= Kiddush club =

"Kiddush club" is a slang term applied to an informal group of Jewish adults who congregate during Shabbat (Sabbath) prayer services to make kiddush over wine or liquor, and socialize. Traditionally it has been a male-bonding experience, especially in Orthodox communities.

==Custom==
Kiddush clubs are a fixture of Saturday morning shacharit services in Orthodox, and particularly Modern Orthodox synagogues. In a typical kiddush club, members of the "club"–generally men–leave the synagogue's prayer hall during either the Torah reading, the haftarah reading or the rabbi's sermon which generally follows it, and go to another room in the synagogue to drink and socialize. Depending on the club, participants may or may not return to the prayer hall for mussaf, the remaining portion of the prayer service.

Kiddush clubs vary in offerings, although hard alcohol and wine are typical. More extravagant kiddush clubs may include various appetizers similar to a regular kiddush, such as pickles, whitefish spread, or pickled herring. Kiddush clubs may also sometimes raise money for the synagogue or other charities through membership fees or "bottle sponsorships".

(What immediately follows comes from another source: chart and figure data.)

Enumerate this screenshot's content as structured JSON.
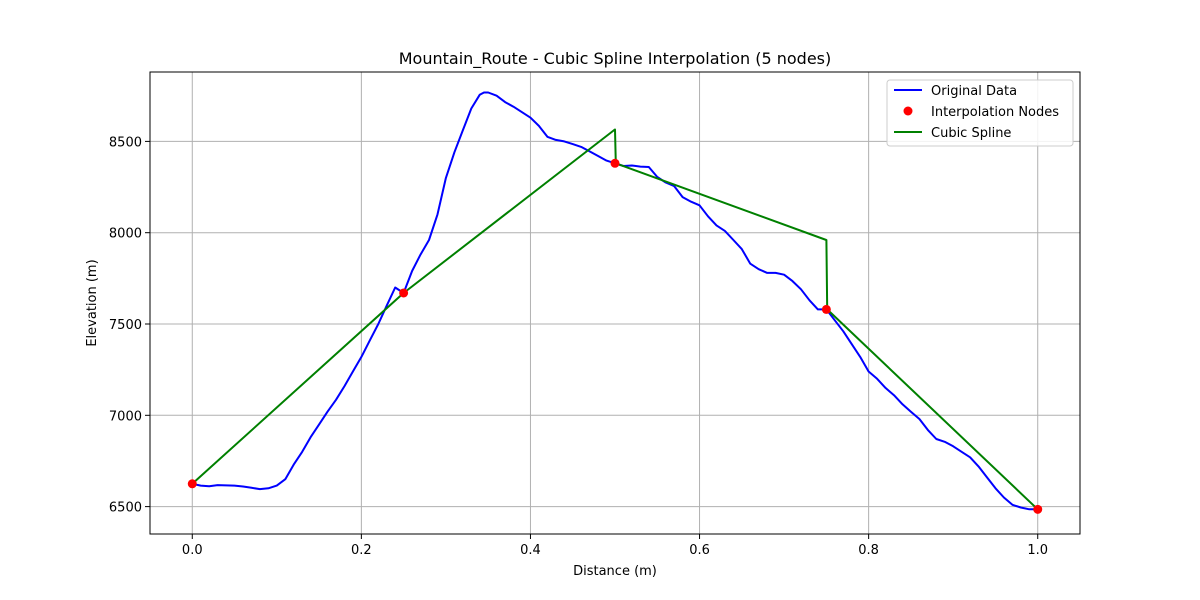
{
  "chart_data": {
    "type": "line",
    "title": "Mountain_Route - Cubic Spline Interpolation (5 nodes)",
    "xlabel": "Distance (m)",
    "ylabel": "Elevation (m)",
    "xlim": [
      -0.05,
      1.05
    ],
    "ylim": [
      6350,
      8880
    ],
    "x_ticks": [
      0.0,
      0.2,
      0.4,
      0.6,
      0.8,
      1.0
    ],
    "x_tick_labels": [
      "0.0",
      "0.2",
      "0.4",
      "0.6",
      "0.8",
      "1.0"
    ],
    "y_ticks": [
      6500,
      7000,
      7500,
      8000,
      8500
    ],
    "y_tick_labels": [
      "6500",
      "7000",
      "7500",
      "8000",
      "8500"
    ],
    "grid": true,
    "legend_position": "top-right",
    "series": [
      {
        "name": "Original Data",
        "kind": "line",
        "color": "#0000ff",
        "x": [
          0.0,
          0.01,
          0.02,
          0.03,
          0.04,
          0.05,
          0.06,
          0.07,
          0.08,
          0.09,
          0.1,
          0.11,
          0.12,
          0.13,
          0.14,
          0.15,
          0.16,
          0.17,
          0.18,
          0.19,
          0.2,
          0.21,
          0.22,
          0.23,
          0.24,
          0.25,
          0.26,
          0.27,
          0.28,
          0.29,
          0.3,
          0.31,
          0.32,
          0.33,
          0.34,
          0.345,
          0.35,
          0.36,
          0.37,
          0.38,
          0.39,
          0.4,
          0.41,
          0.42,
          0.43,
          0.44,
          0.45,
          0.46,
          0.47,
          0.48,
          0.49,
          0.5,
          0.51,
          0.52,
          0.53,
          0.54,
          0.55,
          0.56,
          0.57,
          0.58,
          0.59,
          0.6,
          0.61,
          0.62,
          0.63,
          0.64,
          0.65,
          0.66,
          0.67,
          0.68,
          0.69,
          0.7,
          0.71,
          0.72,
          0.73,
          0.74,
          0.75,
          0.76,
          0.77,
          0.78,
          0.79,
          0.8,
          0.81,
          0.82,
          0.83,
          0.84,
          0.85,
          0.86,
          0.87,
          0.88,
          0.89,
          0.9,
          0.91,
          0.92,
          0.93,
          0.94,
          0.95,
          0.96,
          0.97,
          0.98,
          0.99,
          1.0
        ],
        "y": [
          6625,
          6615,
          6612,
          6618,
          6616,
          6615,
          6610,
          6603,
          6596,
          6600,
          6615,
          6650,
          6730,
          6800,
          6880,
          6950,
          7020,
          7085,
          7160,
          7240,
          7320,
          7410,
          7500,
          7600,
          7700,
          7670,
          7790,
          7880,
          7960,
          8100,
          8300,
          8440,
          8560,
          8680,
          8755,
          8768,
          8768,
          8750,
          8715,
          8690,
          8660,
          8630,
          8585,
          8525,
          8508,
          8500,
          8485,
          8470,
          8445,
          8420,
          8395,
          8380,
          8365,
          8368,
          8362,
          8360,
          8305,
          8275,
          8255,
          8195,
          8170,
          8150,
          8090,
          8040,
          8010,
          7960,
          7910,
          7830,
          7800,
          7780,
          7780,
          7770,
          7735,
          7690,
          7630,
          7580,
          7580,
          7520,
          7460,
          7390,
          7320,
          7240,
          7200,
          7150,
          7110,
          7060,
          7020,
          6980,
          6920,
          6870,
          6855,
          6830,
          6800,
          6770,
          6720,
          6660,
          6600,
          6550,
          6510,
          6495,
          6485,
          6485
        ]
      },
      {
        "name": "Interpolation Nodes",
        "kind": "scatter",
        "color": "#ff0000",
        "x": [
          0.0,
          0.25,
          0.5,
          0.75,
          1.0
        ],
        "y": [
          6625,
          7670,
          8380,
          7580,
          6485
        ]
      },
      {
        "name": "Cubic Spline",
        "kind": "line",
        "color": "#008000",
        "x": [
          0.0,
          0.25,
          0.4999,
          0.5,
          0.501,
          0.7499,
          0.75,
          0.751,
          1.0
        ],
        "y": [
          6625,
          7670,
          8565,
          8565,
          8380,
          7960,
          7960,
          7580,
          6485
        ]
      }
    ]
  }
}
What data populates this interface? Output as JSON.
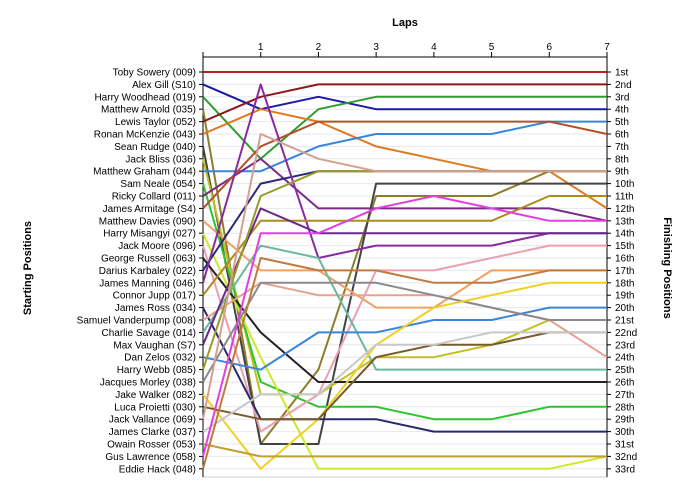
{
  "chart_data": {
    "type": "line",
    "title": "",
    "top_axis_title": "Laps",
    "left_axis_title": "Starting Positions",
    "right_axis_title": "Finishing Positions",
    "x_ticks": [
      "1",
      "2",
      "3",
      "4",
      "5",
      "6",
      "7"
    ],
    "start_labels": [
      "Toby Sowery (009)",
      "Alex Gill (S10)",
      "Harry Woodhead (019)",
      "Matthew Arnold (035)",
      "Lewis Taylor (052)",
      "Ronan McKenzie (043)",
      "Sean Rudge (040)",
      "Jack Bliss (036)",
      "Matthew Graham (044)",
      "Sam Neale (054)",
      "Ricky Collard (011)",
      "James Armitage (S4)",
      "Matthew Davies (090)",
      "Harry Misangyi (027)",
      "Jack Moore (096)",
      "George Russell (063)",
      "Darius Karbaley (022)",
      "James Manning (046)",
      "Connor Jupp (017)",
      "James Ross (034)",
      "Samuel Vanderpump (008)",
      "Charlie Savage (014)",
      "Max Vaughan (S7)",
      "Dan Zelos (032)",
      "Harry Webb (085)",
      "Jacques Morley (038)",
      "Jake Walker (082)",
      "Luca Proietti (030)",
      "Jack Vallance (069)",
      "James Clarke (037)",
      "Owain Rosser (053)",
      "Gus Lawrence (058)",
      "Eddie Hack (048)"
    ],
    "finish_labels": [
      "1st",
      "2nd",
      "3rd",
      "4th",
      "5th",
      "6th",
      "7th",
      "8th",
      "9th",
      "10th",
      "11th",
      "12th",
      "13th",
      "14th",
      "15th",
      "16th",
      "17th",
      "18th",
      "19th",
      "20th",
      "21st",
      "22nd",
      "23rd",
      "24th",
      "25th",
      "26th",
      "27th",
      "28th",
      "29th",
      "30th",
      "31st",
      "32nd",
      "33rd"
    ],
    "series": [
      {
        "values": [
          1,
          1,
          1,
          1,
          1,
          1,
          1,
          1
        ],
        "color": "#b22222"
      },
      {
        "values": [
          2,
          4,
          3,
          4,
          4,
          4,
          4,
          4
        ],
        "color": "#1a1aa6"
      },
      {
        "values": [
          3,
          8,
          4,
          3,
          3,
          3,
          3,
          3
        ],
        "color": "#2e9e2e"
      },
      {
        "values": [
          4,
          31,
          25,
          11,
          11,
          11,
          9,
          9
        ],
        "color": "#8b7d2a"
      },
      {
        "values": [
          5,
          3,
          2,
          2,
          2,
          2,
          2,
          2
        ],
        "color": "#8b1a1a"
      },
      {
        "values": [
          6,
          4,
          5,
          7,
          8,
          9,
          9,
          12
        ],
        "color": "#e07a1f"
      },
      {
        "values": [
          7,
          31,
          31,
          10,
          10,
          10,
          10,
          10
        ],
        "color": "#444444"
      },
      {
        "values": [
          8,
          27,
          27,
          24,
          24,
          23,
          21,
          21
        ],
        "color": "#c0c020"
      },
      {
        "values": [
          9,
          9,
          7,
          6,
          6,
          6,
          5,
          5
        ],
        "color": "#3a86d8"
      },
      {
        "values": [
          10,
          26,
          28,
          28,
          29,
          29,
          28,
          28
        ],
        "color": "#2ec42e"
      },
      {
        "values": [
          11,
          8,
          12,
          12,
          12,
          12,
          12,
          13
        ],
        "color": "#7b2a8b"
      },
      {
        "values": [
          12,
          7,
          5,
          5,
          5,
          5,
          5,
          6
        ],
        "color": "#b0522a"
      },
      {
        "values": [
          13,
          17,
          17,
          20,
          20,
          17,
          17,
          17
        ],
        "color": "#f0a060"
      },
      {
        "values": [
          14,
          24,
          33,
          33,
          33,
          33,
          33,
          32
        ],
        "color": "#cfe82a"
      },
      {
        "values": [
          15,
          30,
          27,
          17,
          17,
          16,
          15,
          15
        ],
        "color": "#eaa0b0"
      },
      {
        "values": [
          16,
          22,
          26,
          26,
          26,
          26,
          26,
          26
        ],
        "color": "#222222"
      },
      {
        "values": [
          17,
          10,
          9,
          9,
          9,
          9,
          9,
          9
        ],
        "color": "#2a2a7a"
      },
      {
        "values": [
          18,
          2,
          16,
          15,
          15,
          15,
          14,
          14
        ],
        "color": "#8b2aa0"
      },
      {
        "values": [
          19,
          13,
          13,
          13,
          13,
          13,
          11,
          11
        ],
        "color": "#b08a1f"
      },
      {
        "values": [
          20,
          29,
          29,
          29,
          30,
          30,
          30,
          30
        ],
        "color": "#2a2a6a"
      },
      {
        "values": [
          21,
          18,
          19,
          19,
          19,
          20,
          21,
          24
        ],
        "color": "#e8a090"
      },
      {
        "values": [
          22,
          15,
          16,
          25,
          25,
          25,
          25,
          25
        ],
        "color": "#6ab8a0"
      },
      {
        "values": [
          23,
          12,
          14,
          14,
          14,
          14,
          14,
          14
        ],
        "color": "#6a2a8a"
      },
      {
        "values": [
          24,
          25,
          22,
          22,
          21,
          21,
          20,
          20
        ],
        "color": "#3a86d8"
      },
      {
        "values": [
          25,
          11,
          9,
          9,
          9,
          9,
          9,
          9
        ],
        "color": "#9a9a2a"
      },
      {
        "values": [
          26,
          18,
          18,
          18,
          19,
          20,
          21,
          21
        ],
        "color": "#8a8a8a"
      },
      {
        "values": [
          27,
          33,
          29,
          23,
          20,
          19,
          18,
          18
        ],
        "color": "#f0d020"
      },
      {
        "values": [
          28,
          29,
          29,
          24,
          23,
          23,
          22,
          22
        ],
        "color": "#7a5a2a"
      },
      {
        "values": [
          29,
          6,
          8,
          9,
          9,
          9,
          9,
          9
        ],
        "color": "#d4a090"
      },
      {
        "values": [
          30,
          27,
          27,
          23,
          23,
          22,
          22,
          22
        ],
        "color": "#c8c8c8"
      },
      {
        "values": [
          31,
          32,
          32,
          32,
          32,
          32,
          32,
          32
        ],
        "color": "#c0a030"
      },
      {
        "values": [
          32,
          14,
          14,
          12,
          11,
          12,
          13,
          13
        ],
        "color": "#e040e0"
      },
      {
        "values": [
          33,
          16,
          17,
          17,
          18,
          18,
          17,
          17
        ],
        "color": "#c07a40"
      }
    ]
  }
}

Some kiddush clubs congregate in members' homes after services have concluded to avoid disrupting services. Additionally, some synagogues refer to regular kiddush or other social activities hosted by the synagogue as "kiddush clubs".

==History==

There is evidence that practices similar to modern kiddush clubs have been present in Jewish communities for hundreds of years. A 16th-century text, Sefer Yefeh Nof includes a responsa from Rabbi Moshe Yitzhak M’zia opining that leaving the synagogue to drink whisky during the Torah service is permissible as long as the participants do not eat a full meal.

==Criticism==
Kiddush clubs have been met with criticism, particularly in the United States. In December 2004, the Orthodox Union (OU) called for the elimination of such practices. OU Executive Vice President Rabbi Dr. Tzvi Hersh Weinreb criticized "Kiddush Clubs" for detracting from the honor of the synagogue, promoting gossip, reducing decorum, and enabling substance abuse. Some synagogues have tried banning the clubs, but this is often unsuccessful as club members are often influential congregants of the synagogue.